Als ein Reisender wenig später beim Blick durch das Zugfenster bemerkte, wie der Familienvater in Stuntman-Manier versuchte, außen am Zug in Richtung Tür zu kraxeln, alarmierte er den Angaben zufolge den Zugbegleiter, der eine Schnellbremsung des ICE veranlasste. Im Bereich des Hamburger Oberhafens sei der 42-Jährige dann an Bord genommen worden - um an der nächsten Station Hamburg-Harburg der Bundespolizei übergeben zu werden. Die Polizisten hätten den Bahn-Surfer und seine Kinder "mit aufs Revier genommen und befragt", so Thomas Hippler von der Bundespolizei Hamburg. "Anschließend haben die Beamten Strafanzeige wegen einem gefährlichen Eingriff in den Bahnverkehr gestellt."

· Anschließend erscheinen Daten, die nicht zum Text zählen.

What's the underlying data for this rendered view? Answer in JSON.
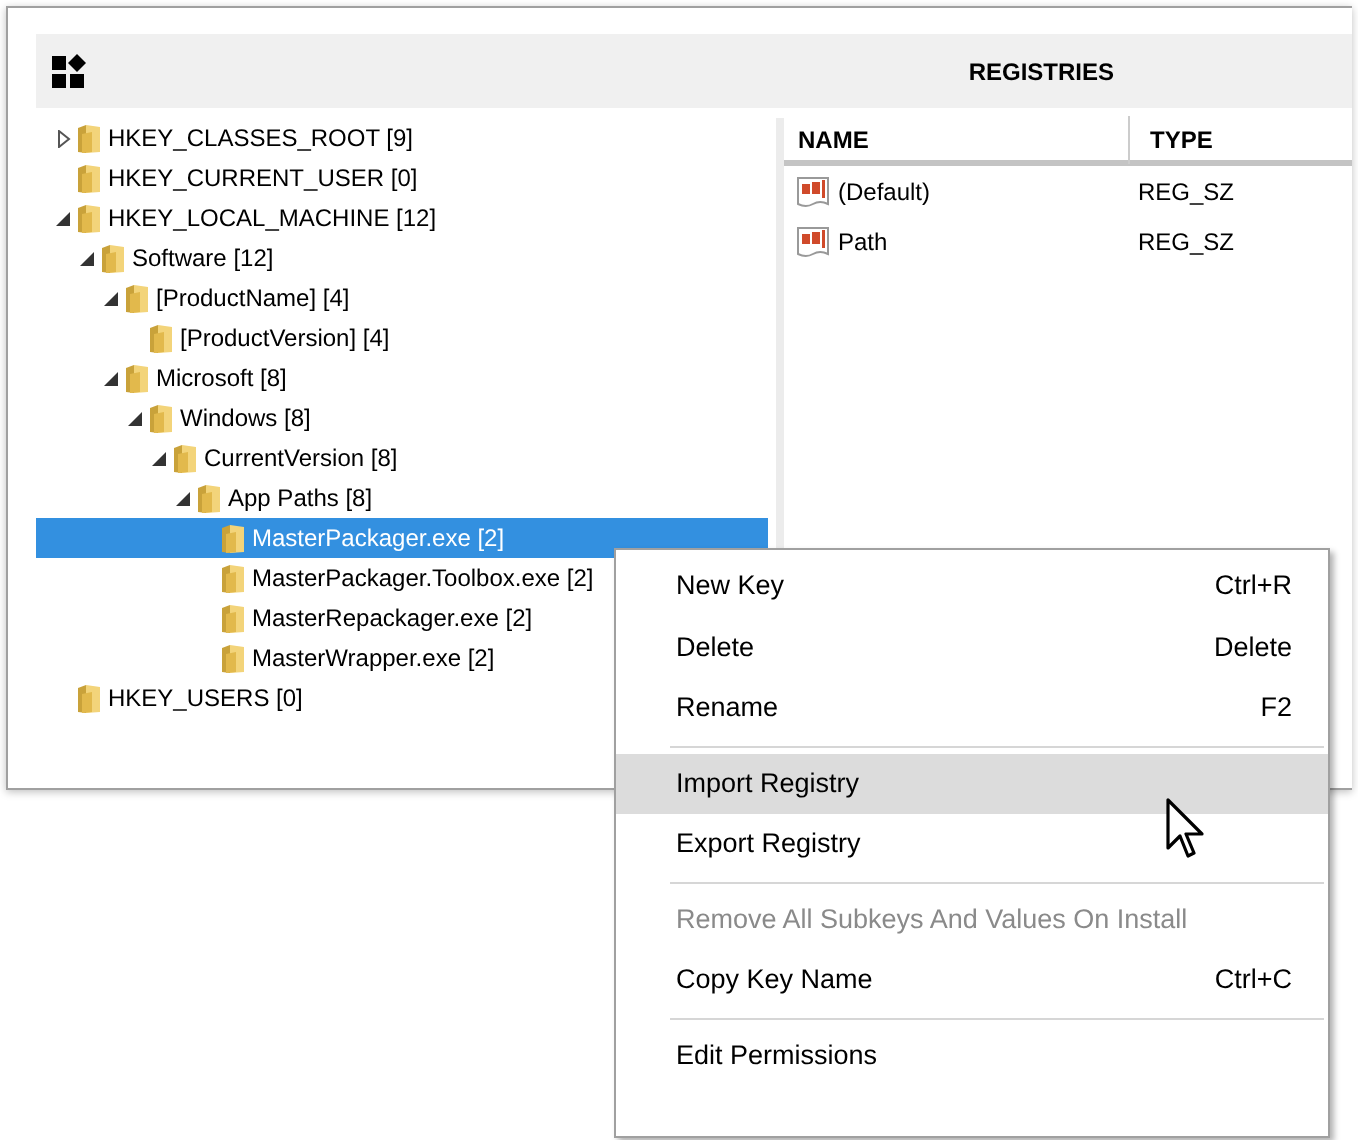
{
  "header": {
    "title": "REGISTRIES"
  },
  "tree": [
    {
      "label": "HKEY_CLASSES_ROOT [9]",
      "expanded": false,
      "selected": false
    },
    {
      "label": "HKEY_CURRENT_USER [0]",
      "selected": false
    },
    {
      "label": "HKEY_LOCAL_MACHINE [12]",
      "expanded": true,
      "selected": false,
      "children": [
        {
          "label": "Software [12]",
          "expanded": true,
          "selected": false,
          "children": [
            {
              "label": "[ProductName] [4]",
              "expanded": true,
              "selected": false,
              "children": [
                {
                  "label": "[ProductVersion] [4]",
                  "selected": false
                }
              ]
            },
            {
              "label": "Microsoft [8]",
              "expanded": true,
              "selected": false,
              "children": [
                {
                  "label": "Windows [8]",
                  "expanded": true,
                  "selected": false,
                  "children": [
                    {
                      "label": "CurrentVersion [8]",
                      "expanded": true,
                      "selected": false,
                      "children": [
                        {
                          "label": "App Paths [8]",
                          "expanded": true,
                          "selected": false,
                          "children": [
                            {
                              "label": "MasterPackager.exe [2]",
                              "selected": true
                            },
                            {
                              "label": "MasterPackager.Toolbox.exe [2]",
                              "selected": false
                            },
                            {
                              "label": "MasterRepackager.exe [2]",
                              "selected": false
                            },
                            {
                              "label": "MasterWrapper.exe [2]",
                              "selected": false
                            }
                          ]
                        }
                      ]
                    }
                  ]
                }
              ]
            }
          ]
        }
      ]
    },
    {
      "label": "HKEY_USERS [0]",
      "selected": false
    }
  ],
  "values_table": {
    "columns": [
      "NAME",
      "TYPE"
    ],
    "rows": [
      {
        "name": "(Default)",
        "type": "REG_SZ"
      },
      {
        "name": "Path",
        "type": "REG_SZ"
      }
    ]
  },
  "context_menu": [
    {
      "kind": "item",
      "label": "New Key",
      "shortcut": "Ctrl+R",
      "highlighted": false,
      "disabled": false
    },
    {
      "kind": "item",
      "label": "Delete",
      "shortcut": "Delete",
      "highlighted": false,
      "disabled": false
    },
    {
      "kind": "item",
      "label": "Rename",
      "shortcut": "F2",
      "highlighted": false,
      "disabled": false
    },
    {
      "kind": "separator"
    },
    {
      "kind": "item",
      "label": "Import Registry",
      "highlighted": true,
      "disabled": false
    },
    {
      "kind": "item",
      "label": "Export Registry",
      "highlighted": false,
      "disabled": false
    },
    {
      "kind": "separator"
    },
    {
      "kind": "item",
      "label": "Remove All Subkeys And Values On Install",
      "highlighted": false,
      "disabled": true
    },
    {
      "kind": "item",
      "label": "Copy Key Name",
      "shortcut": "Ctrl+C",
      "highlighted": false,
      "disabled": false
    },
    {
      "kind": "separator"
    },
    {
      "kind": "item",
      "label": "Edit Permissions",
      "highlighted": false,
      "disabled": false
    }
  ]
}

Das Strafmaß betrage in einem solchen Fall bis zu fünf Jahre. "Wobei es immer auch Ermessenssache ist, da es schon ein Unterschied ist, ob man auf eine S-Bahn springt, oder aus Panik, weil die Kinder da noch drin sind", sagt Hippler.

Nicht bahnsurfen - Bahn-Mitarbeiter alarmieren!

Was können Eltern in einem solchen Fall tun, statt blindlings auf den Zug zu springen? Hippler klärt auf: "Der Vater hätte sich bei einem Mitarbeiter der Bahn oder bei der Bundespolizei melden können, dann wären die Kinder im nächsten Bahnhof sicher aus dem Zug geholt worden. So hat er sich und andere Reisende durch die Schnellbremsung unnötig in Gefahr gebracht."